Risk score, explained

The CVSS 3.1 score of 8.2 (HIGH) is assigned because: attack vector is network (AV:N), attack complexity is low (AC:L), no privileges required (PR:N), no user interaction required (UI:N), the scope is unchanged (S:U), and there is high confidentiality impact (C:H) due to unauthenticated database read access. The integrity impact is rated low (I:L) because while an attacker can theoretically craft queries to modify data, the primary vulnerability is read-based; availability impact is none (A:N) because queries alone do not cause denial of service. The score reflects a serious vulnerability that enables data theft but does not by itself enable system-wide destruction.

Frequently asked questions

Is WP AutoSuggest 0.24 still actively maintained?

Based on the CVE publication date and the nature of the vulnerability, WP AutoSuggest 0.24 appears to be either abandoned or no longer actively patched. You should assume no security updates will be released for this version. Do not wait for a patch; switch to an alternative immediately.

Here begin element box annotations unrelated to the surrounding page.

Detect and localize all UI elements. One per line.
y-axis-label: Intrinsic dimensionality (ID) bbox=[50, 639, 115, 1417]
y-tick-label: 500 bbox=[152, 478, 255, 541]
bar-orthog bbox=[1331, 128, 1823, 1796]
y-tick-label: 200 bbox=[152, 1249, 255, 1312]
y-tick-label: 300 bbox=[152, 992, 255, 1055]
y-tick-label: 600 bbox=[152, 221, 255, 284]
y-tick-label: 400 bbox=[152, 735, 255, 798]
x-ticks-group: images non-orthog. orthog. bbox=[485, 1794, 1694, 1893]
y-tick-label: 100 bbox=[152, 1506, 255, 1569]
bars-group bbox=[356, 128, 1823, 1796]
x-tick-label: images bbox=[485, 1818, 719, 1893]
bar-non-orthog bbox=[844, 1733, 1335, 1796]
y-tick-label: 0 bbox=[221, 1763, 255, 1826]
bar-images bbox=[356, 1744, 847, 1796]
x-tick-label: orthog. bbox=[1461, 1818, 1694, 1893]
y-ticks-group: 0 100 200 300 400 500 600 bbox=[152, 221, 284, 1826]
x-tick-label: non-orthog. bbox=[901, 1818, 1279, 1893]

Can I mitigate this by restricting access to autosuggest.php via a firewall or WAF?

Yes, as a temporary measure while you replace the plugin. Block external access to autosuggest.php at your WAF, reverse proxy, or firewall level. However, this is not a substitute for removing the vulnerable plugin, because internal network access or a WAF bypass would still expose you. Use this only as a holding measure during remediation.

Does upgrading WordPress itself fix this vulnerability?

No. This vulnerability is in the WP AutoSuggest plugin, not WordPress core. Upgrading WordPress will not fix it. You must deactivate and remove the vulnerable plugin version.

What if I'm not sure whether I have this plugin installed?

Log in to your WordPress admin dashboard, go to Plugins, and search for 'AutoSuggest'. If it appears and is version 0.24, disable it immediately. You can also inspect your wp-content/plugins directory via SFTP or file manager for an autosuggest or wp-autosuggest folder. If unsure, use a WordPress security scanner or consult your hosting provider's support team.

This analysis is provided for informational and educational purposes to assist security professionals in vulnerability assessment and remediation planning. The information is derived from publicly available vulnerability data and vendor disclosures. We make no warranty regarding the accuracy or completeness of this analysis. Organizations must verify all technical details, patch availability, and affected product versions against official vendor advisories and their own environment configurations before taking action. Exploitation of this vulnerability may violate laws in your jurisdiction. This document does not constitute legal, technical, or business advice. Consult with your security team, legal counsel, and vendor support before implementing any remediation or detection controls. Source: NVD (public-domain), retrieved 2026-07-07. Analysis generated by SEC.co (claude-haiku-4-5).